Listening for God's voice

Bringing a spiritual perspective to daily life

January 13, 2004

For a long time I thought I couldn't hear God.

I listened for Him constantly. I didn't expect thunder and lightning or a booming voice from the sky. I knew God's messages would come as thoughts. Good thoughts. Ideas that I probably couldn't or wouldn't have thought of myself. And they'd be reassuring. I'd know God's messages by the feeling of peace they'd leave with me.

But even when I was quiet, it seemed I couldn't hear Him. I could think of a few definite examples from the past, when answers or intuitions had come that had opened doors I never could have opened on my own. But I hit a point when it seemed that God just wasn't speaking anymore. Or rather, that He was speaking, but that I'd somehow become incapable of hearing Him.

There's no shortage of biblical evidence that hearing God is possible. I know because I scoured both the Old and New Testaments trying to understand what it takes. And that was what perplexed me. People just heard Him.

Moses, for example, wasn't even specifically listening for God's voice. He was simply out and about his daily business - tending sheep - when "the angel of the Lord appeared unto him in a flame of fire out of the midst of a bush" and "God called unto him out of the midst of the bush, and said, Moses, Moses" (Ex. 3:2, 4).

It didn't seem fair.

One day I mentioned my despair to a friend. Her response was disbelief. "But you do hear Him," she said. "All the time. I can think of countless examples." When I tried to contradict her, she wouldn't listen. "Keep a list," she suggested. "You'll see that He is speaking and that you are getting the message."

Her comments woke me up, and I started asking myself different questions. Rather than wonder why I couldn't hear God, I decided to ask why I could. And why, at least according to my friend, I could hear Him all the time.

I realized that if I was starting from the standpoint that I was a child of God, then it must be in my nature to respond to His messages. I couldn't be missing some fundamental capacity to hear my divine Parent. That was inconsistent with God's nature as a perfect Creator, and my identity as His perfect, complete creation.

I also realized that God wanted me to hear Him. Certainly a God who was wholly good would never withhold anything good from His children. That meant that what I needed to hear, I could hear.

The issue, as I began to see it, was less that I couldn't hear God and more that I was so occupied with what I thought I should be or wasn't hearing that I'd convinced myself that I wasn't a good listener.

In one of her books, Mary Baker Eddy wrote of "angels," or God's messages, "...we know their presence by the love they create in our hearts," ("Miscellaneous Writings 1883-1896," page 306).

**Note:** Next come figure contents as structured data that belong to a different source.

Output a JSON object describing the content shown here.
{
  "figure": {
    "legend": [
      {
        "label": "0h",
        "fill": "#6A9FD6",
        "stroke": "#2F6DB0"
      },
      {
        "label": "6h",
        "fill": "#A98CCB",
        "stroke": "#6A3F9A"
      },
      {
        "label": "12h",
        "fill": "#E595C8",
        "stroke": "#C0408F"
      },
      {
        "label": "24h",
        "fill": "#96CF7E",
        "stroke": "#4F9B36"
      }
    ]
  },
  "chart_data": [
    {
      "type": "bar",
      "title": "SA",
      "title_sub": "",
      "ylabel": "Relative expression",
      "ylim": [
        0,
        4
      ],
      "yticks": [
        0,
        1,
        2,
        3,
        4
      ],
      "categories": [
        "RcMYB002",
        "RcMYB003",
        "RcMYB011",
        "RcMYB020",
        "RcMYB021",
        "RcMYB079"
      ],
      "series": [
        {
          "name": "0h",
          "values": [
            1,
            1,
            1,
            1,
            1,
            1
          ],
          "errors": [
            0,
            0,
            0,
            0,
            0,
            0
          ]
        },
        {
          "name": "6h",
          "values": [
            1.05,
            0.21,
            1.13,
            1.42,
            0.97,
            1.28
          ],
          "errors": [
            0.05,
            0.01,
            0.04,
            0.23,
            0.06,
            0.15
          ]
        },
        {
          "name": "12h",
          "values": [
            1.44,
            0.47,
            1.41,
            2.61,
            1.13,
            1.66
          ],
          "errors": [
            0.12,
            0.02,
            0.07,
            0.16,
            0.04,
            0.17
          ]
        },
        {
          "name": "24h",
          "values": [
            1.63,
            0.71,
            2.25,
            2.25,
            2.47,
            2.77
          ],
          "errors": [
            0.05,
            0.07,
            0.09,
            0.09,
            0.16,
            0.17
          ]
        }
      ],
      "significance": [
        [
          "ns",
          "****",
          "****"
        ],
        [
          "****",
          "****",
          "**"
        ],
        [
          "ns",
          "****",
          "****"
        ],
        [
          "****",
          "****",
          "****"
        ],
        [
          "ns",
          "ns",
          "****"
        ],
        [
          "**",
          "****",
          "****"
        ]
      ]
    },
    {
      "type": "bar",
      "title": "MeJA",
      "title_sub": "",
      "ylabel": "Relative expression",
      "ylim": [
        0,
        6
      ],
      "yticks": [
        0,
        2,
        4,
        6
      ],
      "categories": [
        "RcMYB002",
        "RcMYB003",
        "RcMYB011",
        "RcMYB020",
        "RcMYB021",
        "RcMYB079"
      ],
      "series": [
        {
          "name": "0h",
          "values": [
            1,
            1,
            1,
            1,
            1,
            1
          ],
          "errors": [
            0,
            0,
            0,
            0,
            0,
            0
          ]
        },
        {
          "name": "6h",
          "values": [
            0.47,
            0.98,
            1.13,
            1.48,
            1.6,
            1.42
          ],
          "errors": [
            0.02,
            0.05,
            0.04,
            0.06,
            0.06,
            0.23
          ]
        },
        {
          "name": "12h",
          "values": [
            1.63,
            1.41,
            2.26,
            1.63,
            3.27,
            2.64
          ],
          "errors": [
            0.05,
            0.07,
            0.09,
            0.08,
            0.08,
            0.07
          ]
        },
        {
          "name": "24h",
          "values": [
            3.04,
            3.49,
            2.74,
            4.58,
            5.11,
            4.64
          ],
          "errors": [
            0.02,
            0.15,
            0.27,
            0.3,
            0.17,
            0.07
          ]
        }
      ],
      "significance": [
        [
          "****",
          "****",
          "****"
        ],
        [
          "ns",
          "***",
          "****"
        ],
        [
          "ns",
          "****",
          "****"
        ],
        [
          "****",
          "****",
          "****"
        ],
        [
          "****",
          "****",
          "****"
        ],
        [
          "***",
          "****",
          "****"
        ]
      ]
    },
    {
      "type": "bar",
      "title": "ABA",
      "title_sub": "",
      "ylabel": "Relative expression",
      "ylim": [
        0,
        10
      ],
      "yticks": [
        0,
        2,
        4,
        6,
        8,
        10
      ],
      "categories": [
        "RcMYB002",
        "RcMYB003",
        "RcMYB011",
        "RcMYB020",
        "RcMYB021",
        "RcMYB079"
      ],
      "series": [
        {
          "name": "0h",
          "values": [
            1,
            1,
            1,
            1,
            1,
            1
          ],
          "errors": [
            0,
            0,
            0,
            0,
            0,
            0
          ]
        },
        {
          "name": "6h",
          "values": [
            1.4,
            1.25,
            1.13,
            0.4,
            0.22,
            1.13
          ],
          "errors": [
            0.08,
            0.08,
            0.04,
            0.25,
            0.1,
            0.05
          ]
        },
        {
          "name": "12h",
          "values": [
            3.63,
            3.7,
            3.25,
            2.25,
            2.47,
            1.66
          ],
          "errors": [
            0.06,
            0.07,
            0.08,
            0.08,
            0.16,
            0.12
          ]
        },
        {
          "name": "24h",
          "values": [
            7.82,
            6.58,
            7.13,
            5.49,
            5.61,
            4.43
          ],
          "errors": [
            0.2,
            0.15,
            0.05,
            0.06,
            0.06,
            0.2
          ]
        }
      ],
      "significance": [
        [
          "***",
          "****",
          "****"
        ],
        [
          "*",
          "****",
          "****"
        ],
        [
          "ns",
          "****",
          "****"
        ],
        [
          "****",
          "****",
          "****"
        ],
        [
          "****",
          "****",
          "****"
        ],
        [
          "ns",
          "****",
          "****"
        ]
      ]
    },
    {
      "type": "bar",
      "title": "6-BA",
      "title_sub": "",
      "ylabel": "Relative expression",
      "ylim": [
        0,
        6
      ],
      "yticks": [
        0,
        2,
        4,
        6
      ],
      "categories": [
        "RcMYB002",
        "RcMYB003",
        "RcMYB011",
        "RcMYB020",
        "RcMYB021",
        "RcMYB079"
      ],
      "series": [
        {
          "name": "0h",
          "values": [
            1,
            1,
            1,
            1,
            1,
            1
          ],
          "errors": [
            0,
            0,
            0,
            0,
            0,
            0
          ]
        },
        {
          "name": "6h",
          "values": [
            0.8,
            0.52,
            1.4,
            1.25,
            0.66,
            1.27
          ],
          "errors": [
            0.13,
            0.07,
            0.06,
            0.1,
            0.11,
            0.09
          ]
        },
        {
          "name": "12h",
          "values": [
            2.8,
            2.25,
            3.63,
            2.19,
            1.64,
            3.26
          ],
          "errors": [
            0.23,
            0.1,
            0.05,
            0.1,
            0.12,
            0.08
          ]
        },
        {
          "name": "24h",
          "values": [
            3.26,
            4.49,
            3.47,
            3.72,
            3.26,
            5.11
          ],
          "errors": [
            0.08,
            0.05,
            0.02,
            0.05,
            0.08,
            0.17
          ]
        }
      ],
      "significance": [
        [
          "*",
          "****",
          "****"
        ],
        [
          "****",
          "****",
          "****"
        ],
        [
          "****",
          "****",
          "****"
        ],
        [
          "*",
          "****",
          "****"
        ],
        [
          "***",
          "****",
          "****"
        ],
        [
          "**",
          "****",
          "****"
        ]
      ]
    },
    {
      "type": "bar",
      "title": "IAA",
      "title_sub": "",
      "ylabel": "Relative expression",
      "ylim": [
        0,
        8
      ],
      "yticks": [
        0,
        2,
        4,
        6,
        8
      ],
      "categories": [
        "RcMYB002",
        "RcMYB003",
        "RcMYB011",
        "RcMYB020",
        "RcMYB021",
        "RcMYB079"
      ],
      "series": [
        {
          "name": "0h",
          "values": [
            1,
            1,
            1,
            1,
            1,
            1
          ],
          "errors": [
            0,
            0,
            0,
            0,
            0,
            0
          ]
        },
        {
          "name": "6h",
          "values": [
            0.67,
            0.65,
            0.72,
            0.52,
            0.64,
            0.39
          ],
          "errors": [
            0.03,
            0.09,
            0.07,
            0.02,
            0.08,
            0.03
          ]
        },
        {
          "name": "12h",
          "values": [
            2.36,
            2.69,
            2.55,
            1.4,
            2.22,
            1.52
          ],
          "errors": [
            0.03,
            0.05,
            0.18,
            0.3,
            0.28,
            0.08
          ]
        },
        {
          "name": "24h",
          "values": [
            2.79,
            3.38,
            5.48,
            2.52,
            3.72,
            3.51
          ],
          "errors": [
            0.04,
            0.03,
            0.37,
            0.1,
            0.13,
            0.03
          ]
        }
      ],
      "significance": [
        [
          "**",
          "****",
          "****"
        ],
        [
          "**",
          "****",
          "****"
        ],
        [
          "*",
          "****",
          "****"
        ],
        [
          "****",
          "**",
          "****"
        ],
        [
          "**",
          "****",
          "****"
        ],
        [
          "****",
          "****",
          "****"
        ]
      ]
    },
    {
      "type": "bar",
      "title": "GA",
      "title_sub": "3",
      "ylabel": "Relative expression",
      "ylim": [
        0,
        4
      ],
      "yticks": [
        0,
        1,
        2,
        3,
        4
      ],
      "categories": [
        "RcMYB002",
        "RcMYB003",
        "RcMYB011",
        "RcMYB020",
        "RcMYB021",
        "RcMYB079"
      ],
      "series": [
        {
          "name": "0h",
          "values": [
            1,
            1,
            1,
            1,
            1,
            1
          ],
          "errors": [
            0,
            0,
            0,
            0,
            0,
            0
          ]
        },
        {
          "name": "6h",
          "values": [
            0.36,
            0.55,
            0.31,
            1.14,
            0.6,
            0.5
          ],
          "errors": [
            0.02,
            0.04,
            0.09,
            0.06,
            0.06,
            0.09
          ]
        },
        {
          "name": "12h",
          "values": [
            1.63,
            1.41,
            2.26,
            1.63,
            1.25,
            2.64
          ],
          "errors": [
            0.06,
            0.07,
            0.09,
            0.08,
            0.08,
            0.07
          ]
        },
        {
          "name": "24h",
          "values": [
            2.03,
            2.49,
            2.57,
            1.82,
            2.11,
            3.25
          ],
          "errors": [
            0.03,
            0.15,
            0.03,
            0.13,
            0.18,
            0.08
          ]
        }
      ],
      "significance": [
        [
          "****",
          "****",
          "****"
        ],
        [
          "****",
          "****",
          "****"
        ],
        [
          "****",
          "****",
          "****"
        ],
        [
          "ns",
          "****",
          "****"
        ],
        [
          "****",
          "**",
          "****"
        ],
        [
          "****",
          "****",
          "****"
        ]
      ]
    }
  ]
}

That struck a chord with me. And so I decided to hear - and acknowledge - God's messages in virtually everything good. A smile from a friend created love in my heart, so that had to be a message from God. What about the snow falling outside my window? A beautifully played piano? The words from one of my favorite psalms.

The more I began to recognize the many and varied ways in which divine Love, or God, was assuring me of His presence, the more I began to hear Him in other ways, too. There was the line from a hymn that came unexpectedly to mind and assured me God was holding me up when I started to slip on an icy sidewalk. There were ideas for projects, daily guidance on how to live a better, more unselfish life. And there were answers, too, to my questions. Maybe not always when I wanted or expected them, but they came.

As I discovered, the biblically recorded instances of God speaking weren't just assurances for those particular people at that particular moment. They were evidence of something greater: a promise for all time. For everyone. A promise that says that because Love loves us, we can hear God's voice always. Whether or not we're specifically listening for it.